Dose-dependent nonlinear response of the main phase-transition temperature of phospholipid membranes to alcohols.

The effect of 1-alkanols upon the main phase-transition temperature of phospholipid vesicle membranes between gel and liquid-crystalline phases was not a simple monotonic function of alkanol concentration. For instance, 1-decanol decreased the transition temperature at low concentrations, but increased it at high concentrations, displaying a minimal temperature. This concentration-induced biphasic effect cannot be explained by the van't Hoff model on the effect of impurities upon the freezing point. To explain this nonlinear response, a theory is presented which treats the effect of 1-alkanols (or any additives) on the transition temperature of phospholipid membranes in a three-component mixture. By fitting the experimental data to the theory, the enthalpy of the phase transition delta H* and the interaction energy, epsilon*AB between the additive and phospholipid molecules may be estimated. The theory predicts that when epsilon*AB greater than 2 (where epsilon*AB = epsilon AB/RT0, T0 being the transition temperature of phospholipid), both minimum and maximum transition temperatures should exist.
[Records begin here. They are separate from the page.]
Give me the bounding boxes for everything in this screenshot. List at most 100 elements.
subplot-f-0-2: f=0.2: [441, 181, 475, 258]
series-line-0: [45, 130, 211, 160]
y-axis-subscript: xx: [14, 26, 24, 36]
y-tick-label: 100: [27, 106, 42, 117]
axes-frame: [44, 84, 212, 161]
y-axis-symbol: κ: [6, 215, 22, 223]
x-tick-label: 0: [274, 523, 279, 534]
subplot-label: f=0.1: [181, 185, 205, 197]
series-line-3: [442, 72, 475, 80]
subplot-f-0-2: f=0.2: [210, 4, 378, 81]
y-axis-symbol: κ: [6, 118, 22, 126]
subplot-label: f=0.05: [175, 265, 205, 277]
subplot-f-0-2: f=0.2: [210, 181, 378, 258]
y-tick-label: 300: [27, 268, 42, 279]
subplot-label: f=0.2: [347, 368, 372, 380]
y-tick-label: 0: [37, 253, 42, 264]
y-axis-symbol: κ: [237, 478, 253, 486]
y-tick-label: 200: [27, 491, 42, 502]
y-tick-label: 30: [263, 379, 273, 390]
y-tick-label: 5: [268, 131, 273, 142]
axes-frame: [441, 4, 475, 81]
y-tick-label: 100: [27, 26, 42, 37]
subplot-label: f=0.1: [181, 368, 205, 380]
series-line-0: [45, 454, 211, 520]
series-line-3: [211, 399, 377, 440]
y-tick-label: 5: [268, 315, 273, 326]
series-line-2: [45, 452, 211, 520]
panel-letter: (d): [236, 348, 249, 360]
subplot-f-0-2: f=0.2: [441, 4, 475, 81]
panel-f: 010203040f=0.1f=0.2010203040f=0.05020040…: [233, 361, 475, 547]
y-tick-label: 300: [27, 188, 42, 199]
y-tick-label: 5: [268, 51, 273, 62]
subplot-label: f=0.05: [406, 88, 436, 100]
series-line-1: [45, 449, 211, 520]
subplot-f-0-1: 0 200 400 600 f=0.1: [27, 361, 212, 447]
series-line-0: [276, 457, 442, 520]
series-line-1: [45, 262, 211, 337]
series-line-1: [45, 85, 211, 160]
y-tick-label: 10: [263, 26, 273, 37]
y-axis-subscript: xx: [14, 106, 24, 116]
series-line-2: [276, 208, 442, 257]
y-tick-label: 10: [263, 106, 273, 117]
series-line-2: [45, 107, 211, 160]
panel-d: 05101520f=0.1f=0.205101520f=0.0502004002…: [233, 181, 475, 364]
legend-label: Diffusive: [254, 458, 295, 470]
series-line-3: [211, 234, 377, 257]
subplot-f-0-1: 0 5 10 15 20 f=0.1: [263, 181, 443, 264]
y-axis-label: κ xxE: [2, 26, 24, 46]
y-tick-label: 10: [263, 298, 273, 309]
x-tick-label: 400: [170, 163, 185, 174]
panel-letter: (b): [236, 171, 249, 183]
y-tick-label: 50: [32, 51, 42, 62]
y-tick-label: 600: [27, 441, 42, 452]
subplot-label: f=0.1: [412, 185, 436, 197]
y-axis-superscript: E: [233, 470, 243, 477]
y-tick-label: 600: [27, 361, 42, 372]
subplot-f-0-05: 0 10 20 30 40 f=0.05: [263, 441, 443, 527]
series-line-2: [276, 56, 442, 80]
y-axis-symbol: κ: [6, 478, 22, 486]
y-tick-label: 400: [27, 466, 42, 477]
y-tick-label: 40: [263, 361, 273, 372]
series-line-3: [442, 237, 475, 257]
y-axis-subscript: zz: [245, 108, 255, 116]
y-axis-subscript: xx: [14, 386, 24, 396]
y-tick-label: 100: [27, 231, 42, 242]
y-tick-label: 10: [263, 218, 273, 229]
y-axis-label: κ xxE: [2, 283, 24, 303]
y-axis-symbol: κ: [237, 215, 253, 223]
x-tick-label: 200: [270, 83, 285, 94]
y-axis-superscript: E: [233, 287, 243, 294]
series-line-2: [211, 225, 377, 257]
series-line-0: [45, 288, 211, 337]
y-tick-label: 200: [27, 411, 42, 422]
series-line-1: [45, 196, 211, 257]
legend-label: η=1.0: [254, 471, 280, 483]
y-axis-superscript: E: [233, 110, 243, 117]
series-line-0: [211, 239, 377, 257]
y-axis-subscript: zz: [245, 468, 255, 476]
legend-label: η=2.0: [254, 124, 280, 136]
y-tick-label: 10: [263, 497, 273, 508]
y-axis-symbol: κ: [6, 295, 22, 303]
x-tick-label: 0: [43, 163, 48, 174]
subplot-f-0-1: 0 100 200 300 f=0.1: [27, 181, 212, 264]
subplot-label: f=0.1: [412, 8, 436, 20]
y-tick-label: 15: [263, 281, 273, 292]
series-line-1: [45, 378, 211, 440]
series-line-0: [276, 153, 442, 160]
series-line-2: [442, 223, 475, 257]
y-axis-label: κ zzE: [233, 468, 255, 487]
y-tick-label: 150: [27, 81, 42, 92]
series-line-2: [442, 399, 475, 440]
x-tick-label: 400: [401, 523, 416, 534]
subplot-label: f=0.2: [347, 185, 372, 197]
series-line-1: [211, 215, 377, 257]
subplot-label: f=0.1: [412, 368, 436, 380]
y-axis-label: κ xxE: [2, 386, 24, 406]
When epsilon*AB = 2, only one inflection point exists. When epsilon*AB less than 2, neither maximum nor minimum exists. The alkanol concentration at which the transition temperature is minimum (Xmin) depends on the epsilon*AB value: the larger the epsilon*AB values, the smaller the Xmin. When epsilon*AB is large enough, Xmin values become so small that the plot delta T vs. X shows positive delta T in almost all alkanol concentrations. The interaction energy between 1-alkanols and phospholipid molecules increased with the increase in the carbon chain-length of 1-alkanols. In the case of the dipalmitoylphosphatidylcholine vesicle membrane, the carbon chain-length of 1-alkanols that caused predominantly positive delta T was about 12.